Australia's cumbersome superannuation system would only take a few years to clean up, but limiting automatic consolidation to balances above a certain size was not the answer, former Super System Review chair Jeremy Cooper said yesterday.

Cooper, who is now Challenger's retirement income chairman, said excess accounts in the super system needed to be dealt with.

"The fact that there are three times the number of accounts as there are human beings in the system tells you that," he said. 

Some auto-consolidation critics have said many investors hold excess accounts, not by accident but by design, because the sum total of the funds' insurance offerings made for adequate life and disability insurance coverage.

However, Cooper said the number of people who intentionally held more than one super account was minimal. He said the heart of the matter was there were far too many funds weighing on the system.

"It's like the Augean stables; it needs a good clean-out," he said, referring to a Greek myth that has come to mean a large, onerous task begging for attention.

He said restricting automatic consolidation to balances above $1000 was not the answer, a proposal advocated by some members of the Stronger Super working group.

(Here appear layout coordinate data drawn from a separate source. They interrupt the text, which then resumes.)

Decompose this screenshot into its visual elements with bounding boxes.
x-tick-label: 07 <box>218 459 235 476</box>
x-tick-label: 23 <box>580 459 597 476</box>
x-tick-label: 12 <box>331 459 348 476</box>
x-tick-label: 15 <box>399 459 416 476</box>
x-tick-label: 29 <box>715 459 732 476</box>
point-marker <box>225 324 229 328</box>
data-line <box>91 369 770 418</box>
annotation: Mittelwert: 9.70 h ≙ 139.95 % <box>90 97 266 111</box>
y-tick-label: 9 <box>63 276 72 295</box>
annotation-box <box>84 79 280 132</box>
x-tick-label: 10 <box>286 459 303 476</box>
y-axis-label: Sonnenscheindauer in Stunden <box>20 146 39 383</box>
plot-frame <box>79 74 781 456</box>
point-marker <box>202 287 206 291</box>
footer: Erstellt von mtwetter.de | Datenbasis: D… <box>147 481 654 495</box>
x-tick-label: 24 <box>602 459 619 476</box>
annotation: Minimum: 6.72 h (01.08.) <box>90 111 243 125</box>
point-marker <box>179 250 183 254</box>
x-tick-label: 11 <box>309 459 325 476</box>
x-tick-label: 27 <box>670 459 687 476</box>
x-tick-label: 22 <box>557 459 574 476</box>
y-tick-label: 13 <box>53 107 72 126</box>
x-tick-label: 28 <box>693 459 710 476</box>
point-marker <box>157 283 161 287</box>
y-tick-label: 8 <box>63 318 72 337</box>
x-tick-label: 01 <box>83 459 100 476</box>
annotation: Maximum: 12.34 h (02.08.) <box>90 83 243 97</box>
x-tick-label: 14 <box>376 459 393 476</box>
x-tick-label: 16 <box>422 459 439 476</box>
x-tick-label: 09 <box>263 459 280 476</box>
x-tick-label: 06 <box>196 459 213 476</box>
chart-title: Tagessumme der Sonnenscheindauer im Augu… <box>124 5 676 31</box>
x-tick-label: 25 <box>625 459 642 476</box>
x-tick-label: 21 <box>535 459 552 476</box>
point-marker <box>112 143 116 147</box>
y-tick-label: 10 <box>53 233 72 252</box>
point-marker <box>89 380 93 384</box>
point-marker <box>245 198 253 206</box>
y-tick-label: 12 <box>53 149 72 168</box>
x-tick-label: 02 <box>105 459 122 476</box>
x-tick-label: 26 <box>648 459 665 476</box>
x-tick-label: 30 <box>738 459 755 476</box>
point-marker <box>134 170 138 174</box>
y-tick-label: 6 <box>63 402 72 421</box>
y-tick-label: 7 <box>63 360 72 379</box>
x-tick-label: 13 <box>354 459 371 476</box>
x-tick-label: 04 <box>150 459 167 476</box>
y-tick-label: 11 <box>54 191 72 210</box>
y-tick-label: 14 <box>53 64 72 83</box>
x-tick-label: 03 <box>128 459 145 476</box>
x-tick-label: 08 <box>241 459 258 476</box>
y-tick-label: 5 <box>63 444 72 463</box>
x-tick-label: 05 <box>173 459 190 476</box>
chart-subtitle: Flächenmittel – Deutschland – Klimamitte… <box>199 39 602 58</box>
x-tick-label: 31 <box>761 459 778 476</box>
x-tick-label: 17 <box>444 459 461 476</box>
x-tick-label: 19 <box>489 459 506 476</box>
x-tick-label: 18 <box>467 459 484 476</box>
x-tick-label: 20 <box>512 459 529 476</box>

"Rather than setting up little pockets and little barriers and little rules, if auto-consolidation is a good idea - and most people believe it is - let's get on with it," he said.

Asked how long it would take to get the bulk of the job done, he said: "I would think that within a couple of years you'd see a pretty substantial difference.

"You can foresee a situation when, over time, when there's better data and better awareness and bigger balances, auto-consolidation would have much less of a role to play than it does now."